Right—this is the key question. Nowhere did we say the function has to be continuous. So, it can be nonzero on a set of measure zero and still have a zero integral. (This stuff will also NOT be on the test! :-)) In this case, one might call $||\cdot||$ a "seminorm" rather than a norm. Another example is

$$ ||f|| := f(0), $$

which satisfies all of the properties of a norm except the condition that only the zero function has zero norm. (More generally, any norm restricted to a subset of the domain will behave this way.)

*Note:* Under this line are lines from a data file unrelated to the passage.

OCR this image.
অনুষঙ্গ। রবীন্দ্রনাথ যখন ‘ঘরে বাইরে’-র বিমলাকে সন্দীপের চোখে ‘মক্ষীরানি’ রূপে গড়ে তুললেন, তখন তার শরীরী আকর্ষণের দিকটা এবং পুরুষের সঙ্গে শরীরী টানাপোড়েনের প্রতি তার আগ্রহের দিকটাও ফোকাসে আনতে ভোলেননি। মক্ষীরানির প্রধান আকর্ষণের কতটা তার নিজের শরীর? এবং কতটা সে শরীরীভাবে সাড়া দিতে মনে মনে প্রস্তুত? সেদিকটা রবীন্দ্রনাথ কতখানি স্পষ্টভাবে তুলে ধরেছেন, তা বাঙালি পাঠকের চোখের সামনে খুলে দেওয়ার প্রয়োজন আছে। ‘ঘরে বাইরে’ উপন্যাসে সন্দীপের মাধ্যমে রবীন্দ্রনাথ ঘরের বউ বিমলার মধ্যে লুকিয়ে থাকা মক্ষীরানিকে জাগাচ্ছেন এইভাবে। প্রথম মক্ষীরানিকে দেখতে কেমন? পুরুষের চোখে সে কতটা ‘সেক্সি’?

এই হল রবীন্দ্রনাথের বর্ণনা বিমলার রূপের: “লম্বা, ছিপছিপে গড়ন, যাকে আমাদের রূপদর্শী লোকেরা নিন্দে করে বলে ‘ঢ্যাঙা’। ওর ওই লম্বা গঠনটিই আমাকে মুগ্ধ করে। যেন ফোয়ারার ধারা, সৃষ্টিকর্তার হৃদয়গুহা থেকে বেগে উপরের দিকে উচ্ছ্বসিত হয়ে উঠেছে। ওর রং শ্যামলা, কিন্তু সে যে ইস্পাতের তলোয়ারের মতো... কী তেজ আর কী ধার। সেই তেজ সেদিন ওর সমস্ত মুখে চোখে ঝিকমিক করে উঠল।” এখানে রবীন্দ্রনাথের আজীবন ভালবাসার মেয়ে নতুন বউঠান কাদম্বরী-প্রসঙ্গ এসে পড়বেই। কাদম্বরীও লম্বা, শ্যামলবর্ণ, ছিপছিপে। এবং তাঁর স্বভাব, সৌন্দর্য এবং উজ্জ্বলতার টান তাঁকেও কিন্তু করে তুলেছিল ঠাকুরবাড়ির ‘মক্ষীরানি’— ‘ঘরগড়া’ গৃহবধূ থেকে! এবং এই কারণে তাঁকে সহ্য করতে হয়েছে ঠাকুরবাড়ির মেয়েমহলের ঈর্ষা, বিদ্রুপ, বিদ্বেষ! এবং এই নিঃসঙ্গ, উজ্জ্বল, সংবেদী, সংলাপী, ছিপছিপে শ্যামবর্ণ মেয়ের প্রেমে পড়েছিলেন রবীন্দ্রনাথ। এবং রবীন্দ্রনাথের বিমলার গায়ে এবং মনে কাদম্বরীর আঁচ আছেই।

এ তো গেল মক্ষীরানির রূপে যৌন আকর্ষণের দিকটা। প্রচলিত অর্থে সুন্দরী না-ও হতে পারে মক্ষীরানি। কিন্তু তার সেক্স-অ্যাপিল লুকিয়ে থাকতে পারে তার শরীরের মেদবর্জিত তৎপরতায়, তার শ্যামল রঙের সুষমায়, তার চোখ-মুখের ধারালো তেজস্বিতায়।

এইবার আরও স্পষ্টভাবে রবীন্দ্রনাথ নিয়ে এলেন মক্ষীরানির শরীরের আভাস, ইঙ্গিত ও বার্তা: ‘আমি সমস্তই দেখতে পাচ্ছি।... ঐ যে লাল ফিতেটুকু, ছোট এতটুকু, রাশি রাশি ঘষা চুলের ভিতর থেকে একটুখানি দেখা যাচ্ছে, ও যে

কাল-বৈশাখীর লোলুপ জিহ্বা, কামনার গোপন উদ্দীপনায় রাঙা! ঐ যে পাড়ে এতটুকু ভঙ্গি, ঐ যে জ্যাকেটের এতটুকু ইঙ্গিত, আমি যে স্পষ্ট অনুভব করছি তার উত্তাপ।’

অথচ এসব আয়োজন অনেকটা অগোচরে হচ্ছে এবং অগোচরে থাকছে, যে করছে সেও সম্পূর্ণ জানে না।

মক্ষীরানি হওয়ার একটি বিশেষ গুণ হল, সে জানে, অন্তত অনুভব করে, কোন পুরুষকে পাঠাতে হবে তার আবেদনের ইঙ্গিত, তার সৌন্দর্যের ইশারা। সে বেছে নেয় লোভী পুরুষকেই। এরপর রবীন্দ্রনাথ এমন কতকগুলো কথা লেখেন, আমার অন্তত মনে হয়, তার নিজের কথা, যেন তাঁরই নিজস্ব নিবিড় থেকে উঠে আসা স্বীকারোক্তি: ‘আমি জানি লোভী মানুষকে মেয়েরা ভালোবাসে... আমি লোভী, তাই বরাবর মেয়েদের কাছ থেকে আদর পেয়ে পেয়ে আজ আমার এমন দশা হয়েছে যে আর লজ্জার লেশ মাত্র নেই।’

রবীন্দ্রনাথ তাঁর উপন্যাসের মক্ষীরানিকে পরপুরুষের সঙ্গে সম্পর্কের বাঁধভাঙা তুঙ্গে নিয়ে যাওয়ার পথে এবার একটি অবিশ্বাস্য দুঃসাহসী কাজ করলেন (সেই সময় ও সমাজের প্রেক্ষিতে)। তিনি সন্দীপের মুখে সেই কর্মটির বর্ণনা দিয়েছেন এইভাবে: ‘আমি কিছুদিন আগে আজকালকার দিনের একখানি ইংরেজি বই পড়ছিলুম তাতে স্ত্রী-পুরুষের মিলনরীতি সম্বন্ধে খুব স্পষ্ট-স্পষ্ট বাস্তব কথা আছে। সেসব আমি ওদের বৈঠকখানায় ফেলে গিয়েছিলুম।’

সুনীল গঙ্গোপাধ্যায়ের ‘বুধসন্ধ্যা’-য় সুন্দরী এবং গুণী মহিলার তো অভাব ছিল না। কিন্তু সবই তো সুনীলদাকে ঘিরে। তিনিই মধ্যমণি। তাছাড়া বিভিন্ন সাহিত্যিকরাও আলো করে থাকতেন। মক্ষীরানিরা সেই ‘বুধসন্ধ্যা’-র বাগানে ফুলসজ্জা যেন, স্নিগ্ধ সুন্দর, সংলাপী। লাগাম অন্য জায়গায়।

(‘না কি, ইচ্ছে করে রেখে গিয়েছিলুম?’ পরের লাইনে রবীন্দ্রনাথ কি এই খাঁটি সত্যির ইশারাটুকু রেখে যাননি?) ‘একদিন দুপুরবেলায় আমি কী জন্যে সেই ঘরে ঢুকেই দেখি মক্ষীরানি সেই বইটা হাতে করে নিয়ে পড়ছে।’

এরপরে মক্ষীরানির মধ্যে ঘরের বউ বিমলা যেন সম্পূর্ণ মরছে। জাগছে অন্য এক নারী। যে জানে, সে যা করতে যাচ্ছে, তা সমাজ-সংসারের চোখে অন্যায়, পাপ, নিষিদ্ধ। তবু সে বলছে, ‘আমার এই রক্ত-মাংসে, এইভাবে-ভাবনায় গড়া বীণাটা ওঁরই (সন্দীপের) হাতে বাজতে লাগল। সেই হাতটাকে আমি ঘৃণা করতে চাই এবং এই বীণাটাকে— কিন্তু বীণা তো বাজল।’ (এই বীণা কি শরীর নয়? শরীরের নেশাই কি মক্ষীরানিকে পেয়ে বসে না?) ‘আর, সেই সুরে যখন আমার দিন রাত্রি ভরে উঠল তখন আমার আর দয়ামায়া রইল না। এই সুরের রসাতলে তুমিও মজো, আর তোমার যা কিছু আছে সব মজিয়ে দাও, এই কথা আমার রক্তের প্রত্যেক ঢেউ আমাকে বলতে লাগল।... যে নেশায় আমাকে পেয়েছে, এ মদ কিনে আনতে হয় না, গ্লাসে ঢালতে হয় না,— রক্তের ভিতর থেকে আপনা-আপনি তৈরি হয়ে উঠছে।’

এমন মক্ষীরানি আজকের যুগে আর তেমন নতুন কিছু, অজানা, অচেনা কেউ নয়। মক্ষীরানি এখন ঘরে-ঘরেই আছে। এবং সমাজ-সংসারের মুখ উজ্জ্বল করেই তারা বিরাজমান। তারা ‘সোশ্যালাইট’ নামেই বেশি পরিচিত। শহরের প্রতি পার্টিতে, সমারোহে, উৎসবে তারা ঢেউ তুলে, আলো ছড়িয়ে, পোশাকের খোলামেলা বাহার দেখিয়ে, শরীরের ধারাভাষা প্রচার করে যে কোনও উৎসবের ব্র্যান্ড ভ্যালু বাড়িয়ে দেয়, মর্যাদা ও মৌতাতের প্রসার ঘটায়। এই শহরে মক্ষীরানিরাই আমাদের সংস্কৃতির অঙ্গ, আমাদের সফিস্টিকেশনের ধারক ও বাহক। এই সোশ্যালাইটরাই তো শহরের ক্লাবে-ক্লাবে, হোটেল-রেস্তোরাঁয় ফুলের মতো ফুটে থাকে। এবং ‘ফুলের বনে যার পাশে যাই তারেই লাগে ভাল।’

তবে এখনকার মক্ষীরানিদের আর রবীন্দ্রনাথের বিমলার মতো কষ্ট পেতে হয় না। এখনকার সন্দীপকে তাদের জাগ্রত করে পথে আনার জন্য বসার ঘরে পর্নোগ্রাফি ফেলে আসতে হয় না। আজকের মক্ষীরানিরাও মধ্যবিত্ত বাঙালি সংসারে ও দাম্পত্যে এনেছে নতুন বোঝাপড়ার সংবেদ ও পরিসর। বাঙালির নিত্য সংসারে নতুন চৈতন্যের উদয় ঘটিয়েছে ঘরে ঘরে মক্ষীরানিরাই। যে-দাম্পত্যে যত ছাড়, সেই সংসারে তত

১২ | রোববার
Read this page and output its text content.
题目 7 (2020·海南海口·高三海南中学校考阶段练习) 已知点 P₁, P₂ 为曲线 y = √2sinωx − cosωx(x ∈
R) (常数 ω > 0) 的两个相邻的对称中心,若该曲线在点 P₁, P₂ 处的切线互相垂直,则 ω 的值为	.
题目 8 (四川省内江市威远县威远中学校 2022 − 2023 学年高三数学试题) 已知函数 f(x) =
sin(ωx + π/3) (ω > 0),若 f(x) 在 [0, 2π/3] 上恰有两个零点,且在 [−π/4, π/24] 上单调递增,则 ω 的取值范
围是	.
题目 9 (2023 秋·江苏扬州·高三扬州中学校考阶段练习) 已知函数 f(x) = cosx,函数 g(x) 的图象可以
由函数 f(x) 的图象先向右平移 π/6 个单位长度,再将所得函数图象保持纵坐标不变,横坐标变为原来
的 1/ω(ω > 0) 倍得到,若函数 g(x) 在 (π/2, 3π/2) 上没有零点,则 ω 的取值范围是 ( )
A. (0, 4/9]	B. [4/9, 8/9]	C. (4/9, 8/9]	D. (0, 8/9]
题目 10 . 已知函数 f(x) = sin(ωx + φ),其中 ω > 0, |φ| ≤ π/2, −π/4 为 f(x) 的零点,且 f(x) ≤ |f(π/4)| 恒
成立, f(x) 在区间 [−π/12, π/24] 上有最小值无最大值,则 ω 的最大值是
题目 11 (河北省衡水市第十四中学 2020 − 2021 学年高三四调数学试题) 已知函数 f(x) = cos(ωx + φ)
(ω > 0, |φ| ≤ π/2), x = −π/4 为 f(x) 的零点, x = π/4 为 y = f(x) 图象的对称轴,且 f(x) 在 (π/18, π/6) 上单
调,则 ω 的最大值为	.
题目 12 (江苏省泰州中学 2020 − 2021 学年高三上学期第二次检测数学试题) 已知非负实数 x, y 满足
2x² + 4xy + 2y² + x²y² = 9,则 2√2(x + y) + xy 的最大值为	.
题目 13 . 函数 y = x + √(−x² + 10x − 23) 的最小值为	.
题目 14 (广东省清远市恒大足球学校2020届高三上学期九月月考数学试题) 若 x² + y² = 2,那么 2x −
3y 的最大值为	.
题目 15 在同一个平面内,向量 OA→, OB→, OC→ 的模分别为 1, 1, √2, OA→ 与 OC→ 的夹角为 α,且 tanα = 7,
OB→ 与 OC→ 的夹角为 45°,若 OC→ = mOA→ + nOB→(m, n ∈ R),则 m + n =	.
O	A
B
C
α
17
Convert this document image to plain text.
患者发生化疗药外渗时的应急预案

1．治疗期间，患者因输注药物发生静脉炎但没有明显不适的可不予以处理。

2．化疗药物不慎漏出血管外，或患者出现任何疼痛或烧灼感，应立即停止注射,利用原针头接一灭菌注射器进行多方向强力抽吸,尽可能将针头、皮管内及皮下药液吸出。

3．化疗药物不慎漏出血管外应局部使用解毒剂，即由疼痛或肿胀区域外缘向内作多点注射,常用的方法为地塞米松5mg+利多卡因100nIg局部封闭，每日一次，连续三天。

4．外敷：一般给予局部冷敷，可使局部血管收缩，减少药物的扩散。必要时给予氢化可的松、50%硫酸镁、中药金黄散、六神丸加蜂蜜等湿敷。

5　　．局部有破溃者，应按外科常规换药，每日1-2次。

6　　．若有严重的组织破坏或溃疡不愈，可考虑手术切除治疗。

This discussion may sound a bit pedantic/abstract, but actually this "functional analytic" viewpoint is something people adopt quite a lot in modern image and surface processing, and becomes especially important when you start talking about sparse phenomena like the edges in an image (which we discussed briefly in class).

rftucker

So now I'm a little confused about the formal definition of a norm. The formal definition slide says that if the norm of vector v is equal to 0, then bijectively we can say that v is the zero vector. But if f(x) does not have to be continuous necessarily, then does that mean the definition of a norm has to be different depending on whether or not we are defining it for vector functions vs scalar functions?

xpfbob

I'm little confused about the meaning of L^2 norm. For example, we have two different functions on the interval [0,1], it's possible that they have different shapes but have the same L^2 norm. So we can say they have the same L^2 norm, it's same big, but actually it can behave very differently on [0,1]. So what does it mean?

johnryan

@rftucker The statement that the norm of a vector being zero is equivalent to the vector being the zero vector is still true, due to the following technicality. In $L^2$, vectors which differ on a set of measure zero are considered to be the same vector. Therefore, the function which is zero on the irrationals but 1 on the rationals (which has $L^2$ norm = 0) is EQUAL to the function f(x)=0 - they are the same vector. Using this part of the definition, the norm properties are satisfied, and indeed there is still only one zero vector. More on this here http://mathworld.wolfram.com/L2-Space.html. I'm not sure what you mean by vector functions vs. scalar functions, do you mean different depending on whether we are defining it for vectors like <2,1,4> vs. for functions like f(x)=2x-1? If that is what you mean, then the formal definition slide applies to all cases.

@xpfbob Is it a problem that two vectors can have the same norm? Think about the vectors <1, 0> and <0,1>. They are much different vectors, but have the same norm, right? The same can happen with function in $L^2$. The only case where two different vectors having the same norm is a problem is if that norm is 0. Why is this a problem? Well, the straight answer is that the definition of a norm requires that only one vector have norm zero. The reason for this a priori arbitrary rule is that, if multiple different vectors could have norm zero, then you'd have bad math problems (imagine if the real numbers had two different numbers as zero!)

keenan

@xpfbob The situation you describe is no different from what happens in $\mathbb{R}^n$: consider two vectors (3,4,5) and (-4,3,-5). They are not the same vector, but have exactly the same norm. Same deal with functions: there may be many many functions with the same norm, even though the functions themselves look quite different. This outcome is no big surprise: you've basically summarized an entire function with a single number—so no wonder this number does not tell you everything about the function!